Support for Hive (Hadoop) schema changes via Liquibase?

I don’t know enough about Hive/Hadoop to provide a definitive answer, but in general Liquibase is extensible to new database types. In version 3.x there is still some database-specific code in Liquibase core, but I know that Nathan (the guy who wrote Liquibase and still the project owner) is planning to remove that in the 4.0 version, which is currently in the early stages.

There are some docs on writing your own extensions, as well as information on the extensions currently available at https://liquibase.jira.com/wiki/display/CONTRIB/LiquiBase+Extensions+Portal

Steve Donie
Principal Software Engineer
Datical, Inc. http://www.datical.com/

I used to manage database deployments via sourcing .sql text files and it was problematic.

I now have a number of applications a group of us has built whose SQL deployment operations I am managing in Liquibase. Great stuff!

I love the ability in Liquibase to have error handling and incremental idempotency in my SQL deployment operations, both command-line and via Maven builds. Thanks to creative use of RunAlways and Preconditions I am even able to create TDD unit tests for liquibase operations that ensure certain operations run always and can be ensured to remain true as part of each code build or database deployment!

However, the latest of the applications we’ve built is trying to take our SQL data and push it to Hadoop (via Sqoop) for predictive analysis there that is very computationally intensive. So I am now also supporting Hive schema on our Hadoop cluster, at least some of which mirrors our SQL schema very closely. (Hive is an open-source SQL implementation that runs across a Hadoop cluster and can be connected to with a standard JDBC driver.)

So after championing Liquibase amongst my technical peers I find myself in the predicament that I have to return to the days of sourcing some of my DDL in shell scripts with no error handling, and I can’t use Liquibase for all DDL changes related to our applications!

I don’t really need Liquibase to generate “HiveQL DDL” via its tags, but I at least need to be able to specify such sorts of DDL in a tag like I do with our existing database-specific DDL in Liquibase.

It seems plausible/feasible at a high level to me because one just needs to have Liquibase pass the DDL through a JDBC driver and read back the responses, right? I am probably grossly oversimplifying.

Is deploying DDL for Hive/Hadoop via Liquibase possible via some existing means?
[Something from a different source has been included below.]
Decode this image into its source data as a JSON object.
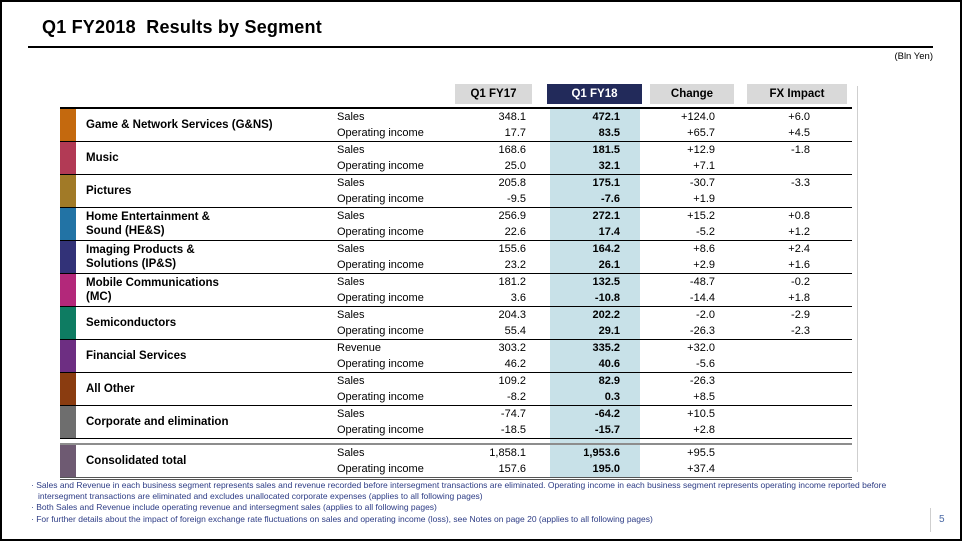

Is this even on the radar for the future?

Yes, support for Hive changes are definitely possible. The existing 3.x extension system should allow you to plug something in but like Steve says I am busily working on larger changes with 4.x that will make it easier to support new environments.

Nathan

Hi Mani,

I’ve develop the plugin you mention above, you can try it https://github.com/eselyavka/liquibase-impala. This plugin support Hive and Impala. I believe that there are a lot of areas where we can improve this plugin, but basic tests looks good for me at this moment. In case your find a bug please create an PR on this or address this issue to me.

Hi,

I've been trying to understand the codebase for sometime to see whether it is possible to make use of liquibase to handle schema changes for Impala/Hive. At first glance, come to know that CRUD operations are happening on two important tables - 1. databasechangeloglock 2. databasechangelog as it is heavily used to persist the state. 

Hive/Impala doesn’t have ACID support - No Transactional support, No CRUD support in my distribution although there is support (but not as full fledged feature) in general community version. Thought of sharing this info and asking for your suggestions. Thoughts? Is anyone trying out this?

Is it possible to keep these core tables somewhere outside in RDBMS (for ex, mysql) as common place for all Hive/Impala databases? Yes, there could be problems in maintain the integrity between these two operations.

Thanks,

Mani

Thanks for your reply. I will try using the extension and would like to understand the flow as well. Will update on this.

I did not manage to make it work with https://github.com/eselyavka/liquibase-impala. .

But I have another concern. The plugin is based on Cloudera .jar libraries. You need to accept the term and condition of Cloudera as well.

Cloudera grants to Customer a nonexclusive, nontransferable, and limited licsense to access, use, reproduce … exclusively for use with Cloudera’s Distribution Including Apache Hadoop.

Is that mean we can not use the extension and the jar without Cloudera’s product :/?